Apakah generasi selanjutnya juga akan seperti ini??? Bagaimana Indonesia mau maju??? Kalau pola berfikirnya saja seperi itu??? Selama ini kita hanya diajarkan untuk meningkatkan kecerdasan dan kepintaran kita (IQ). Tapi mereka tak pernah mengajari kita bagaimana cara meningkatkan kecerdasan emosi (EQ) dan memperdalam dan memahami agama kita sendiri (SQ). pernahkah mereka menjanjikan hadiah pada kita kalau kita jujur? Pernahkah mereka menjanjikan hadiah kepada kita kalau kita tidak menyontek? Pernahkah mereka memberikan hadiah pada kita kalau kita menyingkirkan duri yang ada di tengah jalan? Atau malah merekalah yang mengajari kita berbohong? Yang mengajari kita untuk menyontek? Atau merekalah yang meletakkan “duri” itu di tengah jalan?

Andai generasi ini bisa menggabungkan ketiga kecerdasan itu; IQ, EQ, & SQ. aku yakin bahwa Indonesia akan melebihi Negara maju manapun.
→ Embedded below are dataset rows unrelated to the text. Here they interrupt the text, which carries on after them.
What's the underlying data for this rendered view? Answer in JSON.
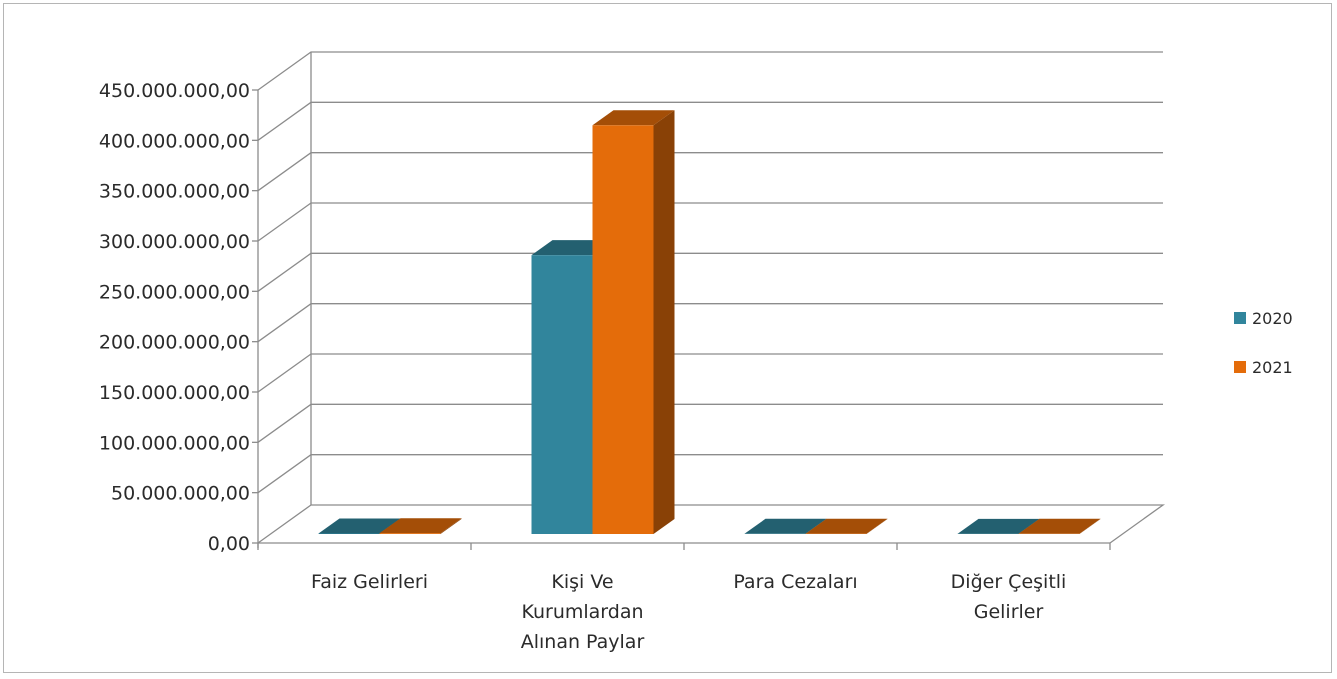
{
  "chart_data": {
    "type": "bar",
    "title": "",
    "xlabel": "",
    "ylabel": "",
    "categories": [
      [
        "Faiz Gelirleri"
      ],
      [
        "Kişi Ve",
        "Kurumlardan",
        "Alınan Paylar"
      ],
      [
        "Para Cezaları"
      ],
      [
        "Diğer Çeşitli",
        "Gelirler"
      ]
    ],
    "series": [
      {
        "name": "2020",
        "color": "#31859c",
        "values": [
          500000,
          277000000,
          200000,
          150000
        ]
      },
      {
        "name": "2021",
        "color": "#e46c0a",
        "values": [
          800000,
          406000000,
          300000,
          200000
        ]
      }
    ],
    "ylim": [
      0,
      450000000
    ],
    "y_ticks": [
      {
        "value": 0,
        "label": "0,00"
      },
      {
        "value": 50000000,
        "label": "50.000.000,00"
      },
      {
        "value": 100000000,
        "label": "100.000.000,00"
      },
      {
        "value": 150000000,
        "label": "150.000.000,00"
      },
      {
        "value": 200000000,
        "label": "200.000.000,00"
      },
      {
        "value": 250000000,
        "label": "250.000.000,00"
      },
      {
        "value": 300000000,
        "label": "300.000.000,00"
      },
      {
        "value": 350000000,
        "label": "350.000.000,00"
      },
      {
        "value": 400000000,
        "label": "400.000.000,00"
      },
      {
        "value": 450000000,
        "label": "450.000.000,00"
      }
    ],
    "grid": true,
    "three_d": true,
    "legend_position": "right"
  }
}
Dengan kekayaan budaya, SDA, dan SDMnya.



ولدتك أمك باكيا والناس حولك ضاحكا فا جتهد لنفسك أن تكون اذا باكوا يوم وفاتك ضاحكا مسرورا

Ibumu melahirkanmu dengan menangis, dan orang-orang disekitarmu tertawa, Maka bersunguh-sungguhlah kamu untuk menjadi yang tertawa bahagia saat mereka menangis di hari matimu.



Mari kita menjadi generasi yang dapat membawa Negara kita terangkat dari keterpurukannya selama ini!!! Benar-benar menjadi yang tertawa di hari mati kita, bukan menjadi yang ditertawakan; yakni generasi yang membuat Negara kita semakin terpuruk, dengan banyaknya tikus-tikus di pelosok rumah orang-orang tak mampu hingga “tikus-tikus” di rumah-rumah gubernur dan para atasan. Marilah kita ubah tikus yang ada di rumah orang-orang miskin itu menjadi tanaman atau pepohonan lainnya yang dapat mengurangi global warming dan mengubah tikus-tikus pemerintahan menjadi orang-orang yang tahu PENDIDIKAN, orang yang PEDULI dengan kemiskinan, peduli dengan lingkungan, PEKA terhadap keadaan, dan dengan dilandasi KEIKHLASAN dan KEIMANAN.

1 comment:

  1. Realitas yang tidak terbantahkan bahwa proses pendidikan pada lembaga formal kita, mengedepankan pemberdayaan otak kiri. Sementara otak kanan terabaikan. Maka segeralah aktifasi dan berdayakan sejak kita mulai sadar akan "kekeliruan" ini.